Building extensions
A walkthrough of how a Foxora extension is structured, how to develop one locally, and how to publish it to the hub.
Public SDK in beta
The extension SDK is in private beta. The shape below is stable for the beta program but may evolve before public release. Email builders@foxora.ai to request access.
Anatomy of an extension
An extension is a folder with three files at minimum:
bash
my-extension/
├─ manifest.json # name, version, permissions, exports
├─ index.js # tool / trigger handlers
└─ README.md # description shown in the hubmanifest.json
json
{
"name": "weather",
"version": "0.1.0",
"description": "Look up the weather for a city.",
"author": "your-handle",
"permissions": ["network"],
"tools": [
{
"id": "weather.lookup",
"label": "Look up weather",
"input_schema": {
"type": "object",
"properties": {
"city": { "type": "string" }
},
"required": ["city"]
}
}
]
}index.js
Each tool the manifest declares maps to a handler exported from index.js. Handlers are async and receive the validated input plus a small ctx object.
js
export const tools = {
"weather.lookup": async ({ city }, ctx) => {
const res = await ctx.fetch(
`https://api.weather.example.com/v1/now?q=${encodeURIComponent(city)}`
);
const data = await res.json();
return { temp_c: data.temp, summary: data.summary };
},
};Run it locally
- Install the CLI:
npm i -g @foxora/extensions-cli(beta) - From your extension folder:
foxora-ext dev - Ember OS picks up the local extension automatically and shows it under Extensions → Local.
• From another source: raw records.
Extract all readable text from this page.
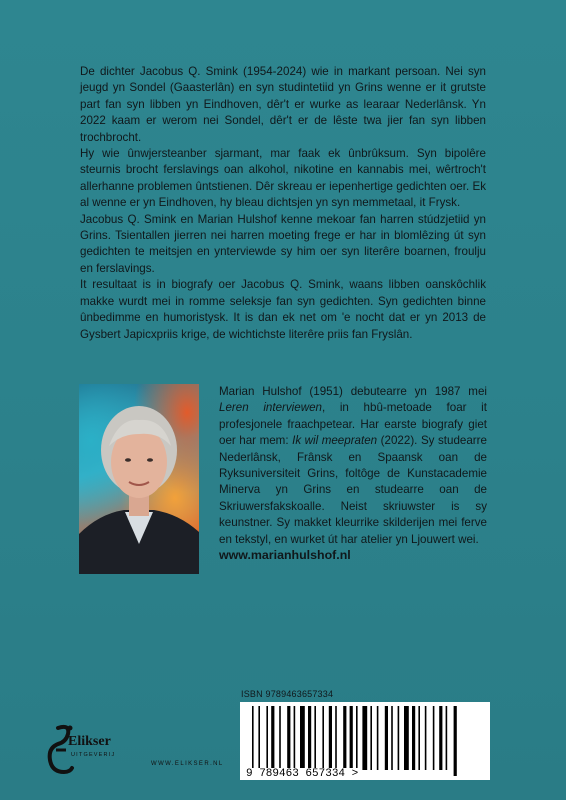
De dichter Jacobus Q. Smink (1954-2024) wie in markant persoan. Nei syn jeugd yn Sondel (Gaasterlân) en syn studintetiid yn Grins wenne er it grutste part fan syn libben yn Eindhoven, dêr't er wurke as learaar Nederlânsk. Yn 2022 kaam er werom nei Sondel, dêr't er de lêste twa jier fan syn libben trochbrocht.

Hy wie ûnwjersteanber sjarmant, mar faak ek ûnbrûksum. Syn bipolêre steurnis brocht ferslavings oan alkohol, nikotine en kannabis mei, wêrtroch't allerhanne problemen ûntstienen. Dêr skreau er iepenhertige gedichten oer. Ek al wenne er yn Eindhoven, hy bleau dichtsjen yn syn memmetaal, it Frysk.

Jacobus Q. Smink en Marian Hulshof kenne mekoar fan harren stúdzjetiid yn Grins. Tsientallen jierren nei harren moeting frege er har in blomlêzing út syn gedichten te meitsjen en ynterviewde sy him oer syn literêre boarnen, froulju en ferslavings.

It resultaat is in biografy oer Jacobus Q. Smink, waans libben oanskôchlik makke wurdt mei in romme seleksje fan syn gedichten. Syn gedichten binne ûnbedimme en humoristysk. It is dan ek net om 'e nocht dat er yn 2013 de Gysbert Japicxpriis krige, de wichtichste literêre priis fan Fryslân.

Marian Hulshof (1951) debutearre yn 1987 mei Leren interviewen, in hbû-metoade foar it profesjonele fraachpetear. Har earste biografy giet oer har mem: Ik wil meepraten (2022). Sy studearre Nederlânsk, Frânsk en Spaansk oan de Ryksuniversiteit Grins, foltôge de Kunstacademie Minerva yn Grins en studearre oan de Skriuwersfakskoalle. Neist skriuwster is sy keunstner. Sy makket kleurrike skilderijen mei ferve en tekstyl, en wurket út har atelier yn Ljouwert wei.

www.marianhulshof.nl
ISBN 9789463657334
9 789463 657334 >
Elikser
UITGEVERIJ
WWW.ELIKSER.NL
- Trigger the tool from a chat or with
foxora-ext invoke weather.lookup --input city=Berlin.
Publishing
- Bump the version in
manifest.json. - Run
foxora-ext publish. - The CLI uploads the bundle and opens a review request in the hub.
- Foxora reviews for safety + permissions and publishes within a few business days.
Keep the surface small
The best extensions expose one or two well-named tools that do exactly one thing each. Agents are much better at picking the right tool when there are fewer of them.